Historically, computers have been quite adept at storing and retrieving alpha-numeric data consisting of numbers and characters. However, recent hardware and software advances have created a wide variety of new data types, generally referred to as multimedia (audio, video, pictures, graphs, maps, etc.), that have almost no similarities to alpha-numeric data, and are not currently supported like alpha-numeric data. Specifically, we want to be able to search, modify, and manipulate multimedia data much like current applications are able to search, modify and manipulate alpha-numeric data. For example, if we have a database of images, we would like to say "Give me a picture of a pig." Unfortunately, multimedia data is not directly searchable. In its raw form multimedia data is relatively meaningless from the computer's perspective. To search multimedia, it is first necessary to identify the semantic content of the data and represent it in a way that is meaningful and can be manipulated by computers. For instance, someone must first identify the pig in the image before you can search for pictures of pigs.
Because of the enormous increase in the volume of multimedia, any content-based retrieval system must support automatic identification of semantic content. That is, the system cannot afford to rely on human interaction to identify and extract semantic content. For example, if you have ten thousand images, you can't display each one to the user and ask "What's in this one?" and have the user enter a content description. Fortunately, the system can use the techniques from image, signal, and vision processing. These fields of research deal with identification of features within images, sounds, graphs, etc. Consequently, a content-based retrieval system should incorporate these processing routines so that semantic content can be automatically identified.

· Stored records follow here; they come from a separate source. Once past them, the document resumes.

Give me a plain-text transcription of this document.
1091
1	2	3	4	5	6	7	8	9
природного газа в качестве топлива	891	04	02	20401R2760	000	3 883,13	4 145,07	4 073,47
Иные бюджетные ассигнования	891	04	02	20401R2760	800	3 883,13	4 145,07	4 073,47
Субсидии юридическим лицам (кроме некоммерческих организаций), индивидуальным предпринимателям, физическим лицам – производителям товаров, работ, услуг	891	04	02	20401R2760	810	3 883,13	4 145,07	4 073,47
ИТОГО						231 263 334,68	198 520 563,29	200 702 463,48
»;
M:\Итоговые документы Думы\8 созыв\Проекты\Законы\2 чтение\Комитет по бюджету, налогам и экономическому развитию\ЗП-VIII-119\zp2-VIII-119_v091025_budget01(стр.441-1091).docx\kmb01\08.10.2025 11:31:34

Unfortunately, the amount of information you can potentially get from even a single image is almost limitless ("a picture is worth a thousand words"), and the problem is even worse with video. Consequently, the system must delay identification of some content until it is absolutely required. On the other hand, some content may be so basic that it should be identified automatically. This means that the operations must be organized so that some operations can be delayed, then applied automatically when users request information.
Processing operations can't do everything though. There is some content that users are interested in that processing operations alone cannot identify. For example, "U.S. Presidents". Processing operations can identify individual people in an image, but the fact the Bill Clinton is the President is outside the realm of image processing. This means that a content-based retrieval system must provide some way of capturing domain-dependent information, like Bill Clinton is the President, and must use that information is resolving user queries.
Finally, all this processing and domain-dependent information must be incorporated with a database. The database is used to store multimedia data and to resolve user queries. The database must also be capable of using the processing operations and domain-dependent knowledge-base to identify content that users ask for.
So what is MOODS? MOODS is a tool for developing content-based retrieval applications that incorporate processing operations, a knowledge-base of domain-dependent information, and a database. The tool consists of a database, a library of processing routines, and a knowledge-base. Applications are developed by simply writing any routines that the library doesn't contain, organizing the processing operations to identify semantic content, and developing rules for the knoweldge base. Once the application is developed, multimedia data entered into the application is automatically processed for content. The data, along with identified content is then automatically entered in the database and becomes available for searching. When users make queries, the system first consults the database to find matching data. If nothing is found, the system tries to process some data further to see if it matches the user's request. If the system has no appropriate processing capabilities, the knowledge base is consulted to see if it can help locate matching data. By developing this tool, content-based retrieval programs can be easily developed that can identify content in any domain, and for any multimedia format.